Mephisto Pheles — a single ancient name, broken into a mask
That construction is a template. Good demon names in this universe draw from existing mythology and then do something to them — fragment, invert, corrupt, or split. A demon named Beliar Ash is playing the same game: ancient root, human-adjacent suffix, plausible enough to walk through Assiah without alarm.
The Student Exorcist Register
Rin and Yukio's classmates have names built for a different purpose than demon kings. Ryuji Suguro's surname — Suguro (勝呂) — roughly means "winning path." Konekomaru Miwa's surname, Miwa (三輪), means "three wheels." These aren't dramatic. They're the names of students whose parents expected normal futures.
That's the right approach. Student exorcist names should read unremarkable at first glance — two-kanji surnames referencing terrain, seasons, or humble objects; given names that are clean and contemporary. The kanji subtext is there for readers who look. The name's surface is for everyone else.
How Half-Demon Names Work Differently
Rin's name does something unusual. 鈴 — a bell. Clear, familiar, slightly old-fashioned. The name of a child someone loved. Nothing in those two characters suggests he's the son of Satan. That's the whole point: the human name is the inheritance from Father Fujimoto, the man who raised him. The demonic nature is underneath, not announced.
Half-demon names work best when they're readable from two directions. A Japanese given name paired with a slightly alien surname — or a Western given name that can't quite decide what language it's in. The seam should be visible on close inspection. Not screaming.
- Give student exorcists ordinary Japanese names — the danger is in what they study
- Let senior exorcists' kanji carry subtext the surface doesn't announce
- Draw demon names from Goetic lists, biblical demonology, or Akkadian roots
- Build half-demon names at the seam — legible from both worlds
- Give demons Japanese names — they belong to Gehenna, not Assiah
- Use archaic Japanese for student characters — they're in a modern high school
- Copy existing character names (Rin, Mephisto, Amaimon, Shura, etc.)
- Make every demon name obviously threatening — some of the scariest ones sound almost polite
For building out a full cast — exorcists, demons, and the humans caught between them — the anime character name generator offers a wider pool of contemporary Japanese names that work well for civilian and supporting characters in this setting.
Common Questions
Do all Blue Exorcist demons have Goetic names?
The Demon Kings do — Amaimon, Mephisto Pheles, Beelzebub, Lucifer, and others all trace back to Goetic demonology or biblical sources.
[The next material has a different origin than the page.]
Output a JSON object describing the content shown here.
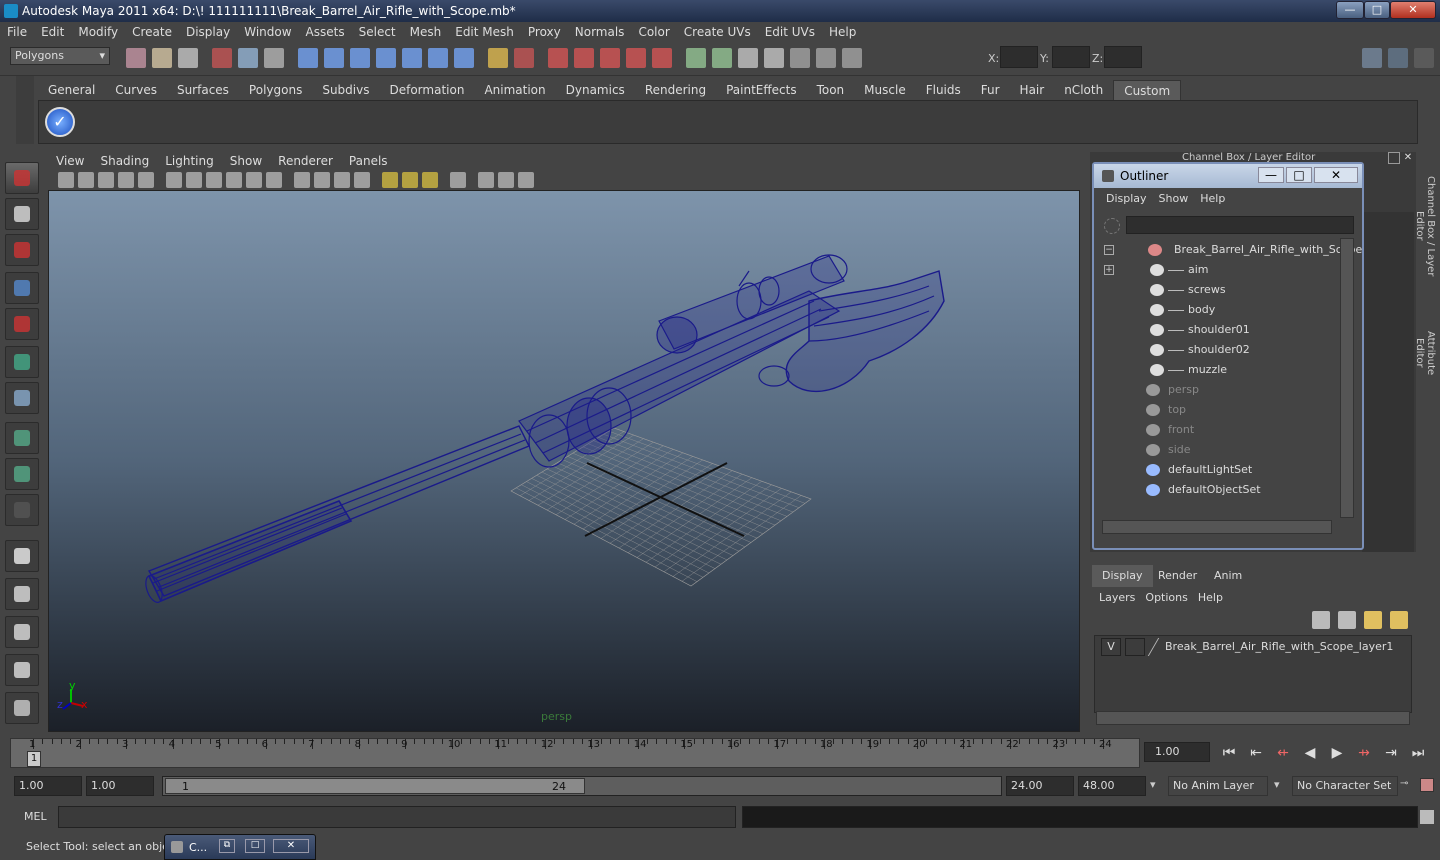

Lesser demons in the series often have shorter, corrupted fragment names, or descriptive names tied to their type (a flame demon might carry a fire-root name). The further a demon is from true royalty, the more their name degrades toward something that barely sounds like a name at all.
Can I use these names for a Blue Exorcist fan fiction or original story?
Yes. The naming conventions here are grounded enough in the series' logic that they'll feel authentic in fan fiction — and flexible enough to work in any original story built around a secret monster-hunting organization operating inside a modern city. The Japanese exorcist register translates naturally to any contemporary-Japan-with-hidden-supernatural-forces setting.
How do I name a demon who's spent centuries living among humans?
Mephisto Pheles is the model: take a genuine ancient name, fragment or reshape it into something that passes as human naming, then give the character an alias that inverts or parodies the original mythology. The demon knows exactly what their real name means. The alias is the joke they're playing on everyone around them.